Câmara Americana do Comércio coloca em debate tensão entre China e EUA

O mundo todo está de olho nas tensões comerciais estabelecidas na relação bilateral entre China e Estados Unidos nos últimos meses em consequência da decisão, de ambos os lados, de tarifar produtos de importação para proteger a indústria nacional. E por se tratar de duas potências econômicas, este embate acaba respingando em todo o mundo. Para discutir este tema, a Câmara Americana do Comércio (Amcham) realizou, no último dia 25, o fórum ”As Novas Dimensões do Comércio Global: Fim do Sistema multilateral?”.
O evento teve duas palestras iniciais. O embaixador José Alfredo Graça Lima, conselheiro do Centro Brasileiro de Relações Internacionais (Cebri), discorreu sobre o panorama do comércio global desde a década de 1940, no período pós-guerra fria, até os dias atuais, citando o aperfeiçoamento que se deu na relação entre as  nações durante este período até presenciarmos esse ciclo de retaliações entre China e EUA. Porém, ele acredita que os efeitos negativos das medidas protecionistas serão modestos, com baixo impacto para o Produto Interno Bruto (PIB) dos países. Mas fez um alerta. “A escalada dessas ações pode resultar em custos maiores, desaquecimento da economia global e inflação.”

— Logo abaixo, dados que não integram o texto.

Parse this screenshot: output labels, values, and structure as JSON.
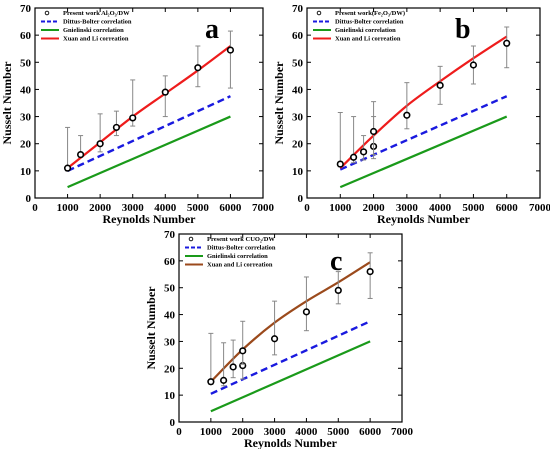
{
  "colors": {
    "dittus": "#1a1adf",
    "gnielinski": "#1a9a1a",
    "xuan_ab": "#ee1c1c",
    "xuan_c": "#9b4a1c",
    "errorbar": "#888888"
  },
  "chart_data": [
    {
      "panel_letter": "a",
      "type": "line",
      "xlabel": "Reynolds Number",
      "ylabel": "Nusselt Number",
      "xlim": [
        0,
        7000
      ],
      "ylim": [
        0,
        70
      ],
      "xticks": [
        0,
        1000,
        2000,
        3000,
        4000,
        5000,
        6000,
        7000
      ],
      "yticks": [
        0,
        10,
        20,
        30,
        40,
        50,
        60,
        70
      ],
      "legend_position": "top-left",
      "series": [
        {
          "name": "Present work Al₂O₃/DW",
          "kind": "points",
          "x": [
            1000,
            1400,
            2000,
            2500,
            3000,
            4000,
            5000,
            6000
          ],
          "y": [
            11,
            16,
            20,
            26,
            29.5,
            39,
            48,
            54.5
          ],
          "err_low": [
            1,
            1,
            3,
            3,
            3,
            9,
            7,
            14
          ],
          "err_high": [
            15,
            7,
            11,
            6,
            14,
            6,
            8,
            7
          ]
        },
        {
          "name": "Dittus-Bolter correlation",
          "kind": "dashed",
          "x": [
            1000,
            6000
          ],
          "y": [
            10,
            37.5
          ]
        },
        {
          "name": "Gnielinski correlation",
          "kind": "solid-green",
          "x": [
            1000,
            6000
          ],
          "y": [
            4,
            30
          ]
        },
        {
          "name": "Xuan and Li correation",
          "kind": "solid-red",
          "x": [
            1000,
            2000,
            3000,
            4000,
            5000,
            6000
          ],
          "y": [
            11,
            20.5,
            30,
            38.5,
            47,
            56
          ]
        }
      ]
    },
    {
      "panel_letter": "b",
      "type": "line",
      "xlabel": "Reynolds Number",
      "ylabel": "Nusselt Number",
      "xlim": [
        0,
        7000
      ],
      "ylim": [
        0,
        70
      ],
      "xticks": [
        0,
        1000,
        2000,
        3000,
        4000,
        5000,
        6000,
        7000
      ],
      "yticks": [
        0,
        10,
        20,
        30,
        40,
        50,
        60,
        70
      ],
      "legend_position": "top-left",
      "series": [
        {
          "name": "Present work(Fe₂O₃/DW)",
          "kind": "points",
          "x": [
            1000,
            1400,
            1700,
            2000,
            2000,
            3000,
            4000,
            5000,
            6000
          ],
          "y": [
            12.5,
            15,
            17,
            19,
            24.5,
            30.5,
            41.5,
            49,
            57
          ],
          "err_low": [
            1,
            2,
            3,
            3,
            10,
            5,
            7,
            7,
            9
          ],
          "err_high": [
            19,
            15,
            6,
            11,
            11,
            12,
            7,
            7,
            6
          ]
        },
        {
          "name": "Dittus-Bolter correlation",
          "kind": "dashed",
          "x": [
            1000,
            6000
          ],
          "y": [
            10.5,
            37.5
          ]
        },
        {
          "name": "Gnielinski correlation",
          "kind": "solid-green",
          "x": [
            1000,
            6000
          ],
          "y": [
            4,
            30
          ]
        },
        {
          "name": "Xuan and Li correation",
          "kind": "solid-red",
          "x": [
            1000,
            2000,
            3000,
            4000,
            5000,
            6000
          ],
          "y": [
            11,
            23,
            34,
            43,
            51.5,
            59.5
          ]
        }
      ]
    },
    {
      "panel_letter": "c",
      "type": "line",
      "xlabel": "Reynolds Number",
      "ylabel": "Nusselt Number",
      "xlim": [
        0,
        7000
      ],
      "ylim": [
        0,
        70
      ],
      "xticks": [
        0,
        1000,
        2000,
        3000,
        4000,
        5000,
        6000,
        7000
      ],
      "yticks": [
        0,
        10,
        20,
        30,
        40,
        50,
        60,
        70
      ],
      "legend_position": "top-left",
      "series": [
        {
          "name": "Present work CUO₂/DW",
          "kind": "points",
          "x": [
            1000,
            1400,
            1700,
            2000,
            2000,
            3000,
            4000,
            5000,
            6000
          ],
          "y": [
            15,
            15.5,
            20.5,
            21,
            26.5,
            31,
            41,
            49,
            56
          ],
          "err_low": [
            1,
            2,
            4,
            5,
            5,
            6,
            7,
            5,
            10
          ],
          "err_high": [
            18,
            14,
            10,
            6,
            11,
            14,
            13,
            7,
            7
          ]
        },
        {
          "name": "Dittus-Bolter correlation",
          "kind": "dashed",
          "x": [
            1000,
            6000
          ],
          "y": [
            10.5,
            37.5
          ]
        },
        {
          "name": "Gnielinski correlation",
          "kind": "solid-green",
          "x": [
            1000,
            6000
          ],
          "y": [
            4,
            30
          ]
        },
        {
          "name": "Xuan and Li correation",
          "kind": "solid-brown",
          "x": [
            1000,
            2000,
            3000,
            4000,
            5000,
            6000
          ],
          "y": [
            15,
            27,
            37,
            45,
            52,
            59.5
          ]
        }
      ]
    }
  ]
}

Já Marcos Troyjo, diretor do BRICLab da Columbia University deixou uma reflexão para a plateia, sobre a possibilidade de essas políticas implementadas pelos países serem duradouras ou de caráter de exceção. “Há um movimento no mundo de incentivo à indústria local, o que sugere que essas medidas protecionistas estarão mais presentes na economia global. Por outro lado, a interdependência econômica entre os países ainda é enorme e esta relação multilateral anda rege os princípios econômicos, mesmo que venha sofrer alguns ajustes”, explica.

Painéis
Os efeitos dessa guerra comercial entre EUA e China sobre a América Latina e os desafios para o desenvolvimento da região foram discutidos em um painel moderado por Denilde Oliveira Holzhacker, professora de Relações Internacionais da ESPM-SP, com a participação de Roberto Teixeira da Costa, conselheiro emérito do CEBRI, Ingo Plöger, presidente do IP Desenvolvimento Empresarial e Institucional e presidente do Conselho Empresarial da América Latina no Brasil (CEAL), e Carlos Oliveira Santa Cruz, presidente da Bemis para a América Latina.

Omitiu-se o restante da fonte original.